Continuous agitation during storage slows down the platelet storage lesions. However, in special circumstances, manual-mixing can be alternatively used to store products for short time periods without compromising platelet quality. Based on this finding, and given the role of shear stress in modulating receptor expression, we were interested in comparing the levels of platelet adhesion receptor, GPVI and platelet adhesion capacity under each storage condition.
Platelet concentrates (PCs) were divided into three groups: continuously-agitated PCs (CAG-PCs) with or without PP2 (Src kinase inhibitor) and manually-mixed PCs (MM-PCs). Platelet count/MPV, swirling, GPVI and P-selectin expression, GPVI shedding, platelet adhesion/spreading to collagen were examined during 5 days of storage.
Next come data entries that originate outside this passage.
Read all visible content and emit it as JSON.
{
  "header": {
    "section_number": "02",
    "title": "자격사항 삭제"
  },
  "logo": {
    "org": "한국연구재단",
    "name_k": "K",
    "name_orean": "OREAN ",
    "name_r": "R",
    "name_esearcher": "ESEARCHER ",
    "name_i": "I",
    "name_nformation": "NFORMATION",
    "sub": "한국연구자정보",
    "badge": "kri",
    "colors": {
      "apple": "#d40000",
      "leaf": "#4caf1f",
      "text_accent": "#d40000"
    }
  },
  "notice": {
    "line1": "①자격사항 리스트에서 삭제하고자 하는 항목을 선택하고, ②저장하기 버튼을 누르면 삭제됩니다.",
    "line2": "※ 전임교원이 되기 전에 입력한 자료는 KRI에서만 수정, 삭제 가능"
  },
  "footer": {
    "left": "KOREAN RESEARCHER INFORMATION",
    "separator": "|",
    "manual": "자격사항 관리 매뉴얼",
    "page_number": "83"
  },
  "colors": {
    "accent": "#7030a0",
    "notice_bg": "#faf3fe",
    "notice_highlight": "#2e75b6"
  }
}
While MM- and CAG-PCs showed similar levels of P-selectin expression, GPVI expression was significantly elevated in MM-PCs with lower GPVI shedding/expression ratios, enhanced platelet adhesion/spreading and swirling in manually-mixed PCs. Of note, CAG-PCs treated with PP2 also demonstrated lower P-selectin expression and GPVI shedding, higher GPVI expression and attenuated swirling and spreading capability.
Given the comparable platelet activation state in MM and CAG-PCs as indicated by P-selectin expression, enhanced platelet adhesion/spreading in MM-PCs, along with relatively higher GPVI expression here, supports previous studies demonstrating a role for biomechanical forces in modulating GPVI-dependent function. Thus, lower GPVI expression in CAG-PCs may be due to shear forces induced by agitation, which keeps this receptor down-regulated while also attenuating platelet adhesion/spreading capacities during storage. Low platelet function in PP2-CAG-PCs also highlights the importance of Src-kinases threshold activity in maintaining platelets quality.